Can you combine case_when and startsWith in R for complex groupings-CodePudding

I am trying to group some complex categories together which have similar starts to the strings.

Here is an example of the first case_when clause which you can see is very long (I have edited the strings for brevity)

Is there a way to write a case_when statement that will group all values that start with 'Conditions'? (This will also apply to the rest of the clauses that start with eg 'Mental health etc etc'.)

Thank you all!

mutate(condition=case_when(health_conditions == 'Conditions ABC' | health_conditions == 'Conditions DEF' | health_conditions =='HIJ' | health_conditions == 'Conditions KLM, Parkinsons)' | health_conditions == 'Conditions NOP' ~ 'Conditions')

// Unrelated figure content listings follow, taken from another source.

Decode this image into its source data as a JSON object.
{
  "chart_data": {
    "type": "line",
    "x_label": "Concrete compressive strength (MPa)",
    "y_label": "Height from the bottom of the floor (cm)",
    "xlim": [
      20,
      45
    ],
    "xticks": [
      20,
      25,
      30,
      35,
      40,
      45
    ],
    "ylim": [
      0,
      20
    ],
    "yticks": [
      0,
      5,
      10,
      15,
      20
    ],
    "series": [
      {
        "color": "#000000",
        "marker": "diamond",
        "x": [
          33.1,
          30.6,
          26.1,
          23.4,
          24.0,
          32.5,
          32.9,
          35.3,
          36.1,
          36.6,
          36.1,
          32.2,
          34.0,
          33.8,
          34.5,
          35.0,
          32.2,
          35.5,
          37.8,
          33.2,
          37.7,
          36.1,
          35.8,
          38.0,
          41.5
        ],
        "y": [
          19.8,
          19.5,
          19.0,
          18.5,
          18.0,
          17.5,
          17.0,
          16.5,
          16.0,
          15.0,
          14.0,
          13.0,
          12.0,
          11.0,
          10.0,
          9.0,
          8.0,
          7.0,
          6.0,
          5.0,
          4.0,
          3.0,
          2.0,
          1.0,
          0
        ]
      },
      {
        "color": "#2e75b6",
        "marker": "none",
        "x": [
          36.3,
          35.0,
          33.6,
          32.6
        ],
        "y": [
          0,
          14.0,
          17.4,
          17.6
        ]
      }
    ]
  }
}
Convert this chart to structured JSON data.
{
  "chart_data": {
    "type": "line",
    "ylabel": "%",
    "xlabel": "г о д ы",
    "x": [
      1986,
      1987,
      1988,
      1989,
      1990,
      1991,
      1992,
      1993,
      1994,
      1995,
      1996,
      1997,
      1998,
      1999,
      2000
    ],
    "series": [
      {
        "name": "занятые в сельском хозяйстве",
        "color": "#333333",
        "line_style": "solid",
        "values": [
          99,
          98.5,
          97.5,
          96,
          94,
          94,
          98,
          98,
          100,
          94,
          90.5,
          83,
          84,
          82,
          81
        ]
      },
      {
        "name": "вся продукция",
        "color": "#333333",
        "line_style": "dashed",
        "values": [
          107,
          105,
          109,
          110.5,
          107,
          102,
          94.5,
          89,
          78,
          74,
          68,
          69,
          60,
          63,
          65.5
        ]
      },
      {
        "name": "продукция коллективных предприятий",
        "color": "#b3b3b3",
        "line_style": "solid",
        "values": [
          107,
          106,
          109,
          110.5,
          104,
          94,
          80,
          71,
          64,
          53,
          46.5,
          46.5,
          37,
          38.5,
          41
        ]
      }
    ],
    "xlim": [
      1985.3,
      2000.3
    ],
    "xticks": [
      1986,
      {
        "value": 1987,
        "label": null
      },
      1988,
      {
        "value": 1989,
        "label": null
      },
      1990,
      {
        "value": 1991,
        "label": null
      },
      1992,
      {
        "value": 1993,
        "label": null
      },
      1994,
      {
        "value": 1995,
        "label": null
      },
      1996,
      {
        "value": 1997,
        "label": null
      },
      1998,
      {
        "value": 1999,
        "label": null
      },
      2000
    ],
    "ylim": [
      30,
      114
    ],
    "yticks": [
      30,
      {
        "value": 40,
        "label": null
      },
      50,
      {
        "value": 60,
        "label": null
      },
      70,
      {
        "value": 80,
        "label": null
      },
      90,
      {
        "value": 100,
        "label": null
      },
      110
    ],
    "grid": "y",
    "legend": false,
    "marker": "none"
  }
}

CodePudding user response：

We may use a regex with grepl/str_detect to combine those cases

library(dplyr)
library(stringr)
df1 %>%
   mutate(condition = case_when(str_detect(health_conditions, 
      "^Conditions")|health_conditions == "HIJ" ~ 'Conditions'))

Or another option is startsWith

df1 %>%
   mutate(condition = case_when(startsWith(health_conditions, 
      "Conditions")|health_conditions == "HIJ" ~ "Conditions"))

CodePudding user response：

case_when() is a bit of a code smell. The following base R idiom is simpler and uses %in%:

conds <- c("Conditions DEF",  "HIJ") # add extra as required
df1$condition[df1$health_conditions %in% conds] <- "Condition"

Or, as suggested in the other answer, a regex might help:

df1$condition[grepl("Conditions", df1$health_conditions)] <- "Condition"